What is your first thought when reading the following that I wrote?
He was gayly dressed, behaving queerly when he went outside to gather some fagots.
Feeling so gay and overjoyed, as he viewed the queer behavior of the people when he picked up some fagots.
Now after you read them with today’s twisted English that keeps changing the meaning of words. Go to the 1828 Noah Websters Dictionary and then reread them…
Fagot
FAG’OT, noun [Gr. See Fadge. The sense is a bundle or collection, like pack.]

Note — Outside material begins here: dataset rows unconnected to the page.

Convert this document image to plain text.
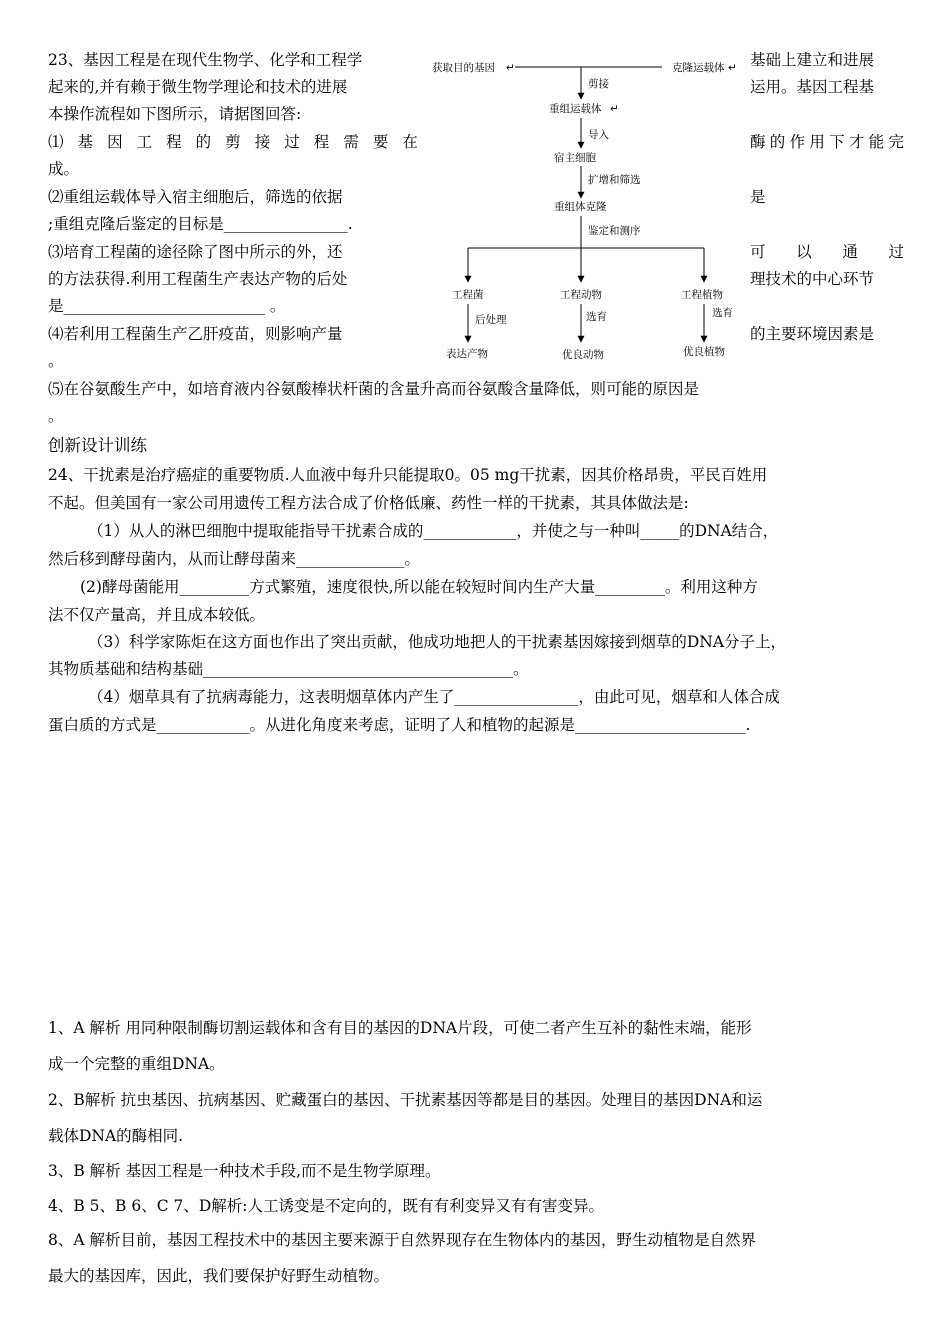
23、基因工程是在现代生物学、化学和工程学	基础上建立和进展
起来的,并有赖于微生物学理论和技术的进展	运用。基因工程基
本操作流程如下图所示，请据图回答:
⑴ 基 因 工 程 的 剪 接 过 程 需 要 在	酶 的 作 用 下 才 能 完
成。
⑵重组运载体导入宿主细胞后，筛选的依据	是
;重组克隆后鉴定的目标是________________.
⑶培育工程菌的途径除了图中所示的外，还	可 以 通 过
的方法获得.利用工程菌生产表达产物的后处	理技术的中心环节
是__________________________ 。
⑷若利用工程菌生产乙肝疫苗，则影响产量	的主要环境因素是
。
⑸在谷氨酸生产中，如培育液内谷氨酸棒状杆菌的含量升高而谷氨酸含量降低，则可能的原因是
。
获取目的基因 ↵	克隆运载体 ↵
剪接
重组运载体 ↵
导入
宿主细胞
扩增和筛选
重组体克隆
鉴定和测序
工程菌	工程动物	工程植物
后处理	选育	选育
表达产物	优良动物	优良植物
创新设计训练
24、干扰素是治疗癌症的重要物质.人血液中每升只能提取0。05 mg干扰素，因其价格昂贵，平民百姓用
不起。但美国有一家公司用遗传工程方法合成了价格低廉、药性一样的干扰素，其具体做法是:
（1）从人的淋巴细胞中提取能指导干扰素合成的____________，并使之与一种叫_____的DNA结合，
然后移到酵母菌内，从而让酵母菌来______________。
(2)酵母菌能用_________方式繁殖，速度很快,所以能在较短时间内生产大量_________。利用这种方
法不仅产量高，并且成本较低。
（3）科学家陈炬在这方面也作出了突出贡献，他成功地把人的干扰素基因嫁接到烟草的DNA分子上，
其物质基础和结构基础________________________________________。
（4）烟草具有了抗病毒能力，这表明烟草体内产生了________________，由此可见，烟草和人体合成
蛋白质的方式是____________。从进化角度来考虑，证明了人和植物的起源是______________________.
1、A 解析 用同种限制酶切割运载体和含有目的基因的DNA片段，可使二者产生互补的黏性末端，能形
成一个完整的重组DNA。
2、B解析 抗虫基因、抗病基因、贮藏蛋白的基因、干扰素基因等都是目的基因。处理目的基因DNA和运
载体DNA的酶相同.
3、B 解析 基因工程是一种技术手段,而不是生物学原理。
4、B 5、B 6、C 7、D解析:人工诱变是不定向的，既有有利变异又有有害变异。
8、A 解析目前，基因工程技术中的基因主要来源于自然界现存在生物体内的基因，野生动植物是自然界
最大的基因库，因此，我们要保护好野生动植物。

- A bundle of sticks, twigs or small branches of trees, used for fuel, or for raising batteries, filling ditches, and other purposes in fortification. The French use fascine, from the Latin fascis, a bundle; a term now adopted in English.
- A person hired to appear at musters in a company not full and hide the deficiency.
FAG’OT, verb transitive To tie together; to bind in a bundle; to collect promiscuously.
Gay
GAY, adjective
1. Merry; airy; jovial; sportive; frolicksome. It denotes more life and animation than cheerful.
Belinda smiled, and all the world was gay
2. Fine; showy; as a gay dress.
3. Inflamed or merry with liquor; intoxicated; a vulgar use of the word in America.
GAY, noun An ornament. [Not used.]
Gayness
GA’YNESS, noun Gayety; finery.
Queer
QUEER, adjective
Odd; singular; hence, whimsical.
Queerness
QUEE’RNESS, noun Oddity; singularity; particularity. [A familiar, not an elegant word.]